莫小樓在梵清惠準備動手的一瞬間突然說道。
梵清惠握劍的手一松,身形豁然立定,笑道:“如何,改變主意了?”
“不。我只是好奇,想問問,如果我交出不死印法,你怎么保我無痛無災一世富貴?若我拿刀自殘,豈不是讓你破了承諾?”
梵清惠淺淺一笑,話語中滿是殘忍:
“這還不簡單,只需摧斷你全身經脈,再斷你四肢即可。”
山風吹來,掀開斗笠下面紗一角,讓莫小樓驚鴻一瞥下看到了這美貌尼姑的驚世容顏。只是,此刻他看到的面容越美,心里就越是作嘔。
他突然哈哈大笑起來,笑聲中充滿諷刺:
“哈哈哈哈,我就知道......好一個慈航靜齋,好一個白道領袖。”
梵清惠雙掌合什,語氣再次變得悲天憫人,充滿安定溫和之意:
“阿彌陀佛。只要能達成目的,過程手段,并不重要。一切......都是為了天下蒼生。莫小樓,要怪,就怪你不該身為石之軒徒弟。”
“螻蟻尚且偷生。只要你交出不死印法,再自斷筋脈,貧尼便供你在慈航靜齋中享清福,縱然成為一個廢人,也比妄死在此處強上百倍,如何?”
“可否容我考慮考慮?”
感受到從佛寺中傳來的驚天氣勢,梵清惠哂笑一聲:
“哼,不見棺材不掉淚......”
說話間,她單手微舉,提運真氣。頓時,一股冰冷徹骨的氣息席卷莫小樓,讓他寸步難動,更別說躲開攻擊了。
緊接著一股凜冽的劍意襲來,只見梵清惠禪劍已然出鞘,劍尖破風、以肉眼不可見的速度直向莫小樓心脈。

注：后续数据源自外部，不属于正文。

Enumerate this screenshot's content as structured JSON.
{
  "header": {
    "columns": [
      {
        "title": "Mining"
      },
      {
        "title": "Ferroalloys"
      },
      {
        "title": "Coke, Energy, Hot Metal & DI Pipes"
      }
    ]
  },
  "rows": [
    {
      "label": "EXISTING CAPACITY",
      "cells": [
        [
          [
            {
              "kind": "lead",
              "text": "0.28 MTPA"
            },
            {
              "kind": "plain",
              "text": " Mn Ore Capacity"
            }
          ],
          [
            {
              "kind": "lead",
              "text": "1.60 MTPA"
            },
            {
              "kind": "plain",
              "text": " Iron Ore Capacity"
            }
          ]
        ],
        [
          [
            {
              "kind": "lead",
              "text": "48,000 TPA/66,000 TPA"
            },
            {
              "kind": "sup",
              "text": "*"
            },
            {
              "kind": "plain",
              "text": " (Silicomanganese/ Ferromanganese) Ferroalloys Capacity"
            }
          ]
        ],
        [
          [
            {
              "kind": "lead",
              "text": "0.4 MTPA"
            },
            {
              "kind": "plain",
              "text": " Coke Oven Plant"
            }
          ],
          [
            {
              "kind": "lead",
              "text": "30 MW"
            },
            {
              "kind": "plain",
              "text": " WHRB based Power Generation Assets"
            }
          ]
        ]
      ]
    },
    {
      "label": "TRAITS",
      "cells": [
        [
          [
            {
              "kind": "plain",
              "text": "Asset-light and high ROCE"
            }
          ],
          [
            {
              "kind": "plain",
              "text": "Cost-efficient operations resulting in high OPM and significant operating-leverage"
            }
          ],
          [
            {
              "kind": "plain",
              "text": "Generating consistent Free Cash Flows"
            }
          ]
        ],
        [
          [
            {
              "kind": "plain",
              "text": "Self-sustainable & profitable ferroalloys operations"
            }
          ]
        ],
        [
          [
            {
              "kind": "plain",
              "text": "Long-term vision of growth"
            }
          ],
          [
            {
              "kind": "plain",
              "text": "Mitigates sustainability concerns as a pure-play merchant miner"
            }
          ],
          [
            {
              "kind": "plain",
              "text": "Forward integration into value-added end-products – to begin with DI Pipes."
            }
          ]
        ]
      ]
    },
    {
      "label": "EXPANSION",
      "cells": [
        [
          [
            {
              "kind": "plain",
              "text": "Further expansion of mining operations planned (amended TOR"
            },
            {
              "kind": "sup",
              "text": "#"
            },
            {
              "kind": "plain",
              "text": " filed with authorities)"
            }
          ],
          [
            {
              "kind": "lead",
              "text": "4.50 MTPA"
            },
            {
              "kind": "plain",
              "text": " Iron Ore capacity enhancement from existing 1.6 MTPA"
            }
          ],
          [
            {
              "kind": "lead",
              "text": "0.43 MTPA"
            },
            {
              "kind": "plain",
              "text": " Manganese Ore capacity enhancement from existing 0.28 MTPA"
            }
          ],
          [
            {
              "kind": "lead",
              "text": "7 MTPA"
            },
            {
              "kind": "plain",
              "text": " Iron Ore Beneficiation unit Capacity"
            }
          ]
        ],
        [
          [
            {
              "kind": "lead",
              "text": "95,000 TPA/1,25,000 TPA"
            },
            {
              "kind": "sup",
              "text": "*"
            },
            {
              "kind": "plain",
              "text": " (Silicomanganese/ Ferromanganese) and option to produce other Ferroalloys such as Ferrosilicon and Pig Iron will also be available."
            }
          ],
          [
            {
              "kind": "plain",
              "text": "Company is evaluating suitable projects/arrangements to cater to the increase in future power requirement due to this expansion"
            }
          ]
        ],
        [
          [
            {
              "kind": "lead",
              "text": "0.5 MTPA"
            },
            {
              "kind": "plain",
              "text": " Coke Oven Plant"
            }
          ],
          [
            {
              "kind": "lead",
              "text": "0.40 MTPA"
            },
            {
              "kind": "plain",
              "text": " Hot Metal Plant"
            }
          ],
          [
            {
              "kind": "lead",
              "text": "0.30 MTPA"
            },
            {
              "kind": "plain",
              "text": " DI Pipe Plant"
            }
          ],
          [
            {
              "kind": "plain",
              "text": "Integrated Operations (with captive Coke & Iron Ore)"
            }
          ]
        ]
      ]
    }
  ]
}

電光火石之間,莫小樓憑著直覺一個側身,寶劍穿衣而過,而帶起的劍風已經撕破了胸口的皮膚,沁出一抹殷紅。
梵清惠“咦”了一聲,沒想到莫小樓還能躲過一招,頓時眼露兇光,持劍橫掃。
避無可避,莫小樓只得順勢向山崖倒去,否則必被砍成兩截。他的身軀跌入茫茫云海。
“可惜……”梵清惠輕嘆一聲,劍尖一甩,收劍入鞘。又環顧四周,見并無任何人出來相救,臉色微感失望。
……
一片光亮之中。
“好徒兒,你為何每次都如此窩囊。”
“師尊,你居然躲在斷崖之中……”
“你不是會夜觀星象嗎?可想到自己有此一難?”
莫小樓臉色稍顯尷尬,還是抱拳感謝道:“無論如何,多謝師尊相救。”
石之軒看了看下方云海,微笑道:“這種高度,對你來說,也就摔斷個腿,死是死不了的。況且……我與你還有一場棋局未完,怎會讓你輕易就死。我石之軒的徒弟,只能死于我手。”
“既然如此,為了今后不為他人所殺而辱沒了師門,您不如將幻魔身法教給我?”
“哈哈,為師先前被你算計成功,合該獎勵你一套功法。只是……幻魔身法必須以不死印來驅動,你是練不了的。我可將幻魔身法的發力法門教給你,你且聽好……”
云霧裊裊中,一道身影以一種極其違反物理規律的方式急速攀巖而上,快到頂時奮力一躍,整個人便從層層云霧中穿出,輕輕落于云海小徑上。
剛一站定,忽見不遠處走來一道靚影,兩人默然靜立。
半晌……
“石之軒果然在。”梵清惠摘下斗笠,露出面紗下的絕世仙顏。向莫小樓緩緩走來。
莫小樓一愣,萬沒想到這個行事霸氣,無欲無情的人,摘下斗笠之后,竟然這么的……精致。
貌如牡丹,心如蛇蝎。說得就是這種女人。
而莫小樓也總算知道她為什么要戴斗笠了,只因她本就身材瘦小,若沒有斗笠的遮掩,還真會有失“宗師”的身份。
“好矮。”
莫小樓調笑道。
梵清惠也不生氣:“既然逃了又把你送回來,邪王待徒兒可真是好啊。“
說話間劍已在手。
莫小樓斜靠在崖壁上,看也不看梵清惠。
”師妃暄這娃兒天資不凡,老石卻最喜扼殺天才,之前婠婠就險些遇害,你應該聽祝玉妍說過吧。”
梵清惠眼神閃爍,顯然是被切中了要害。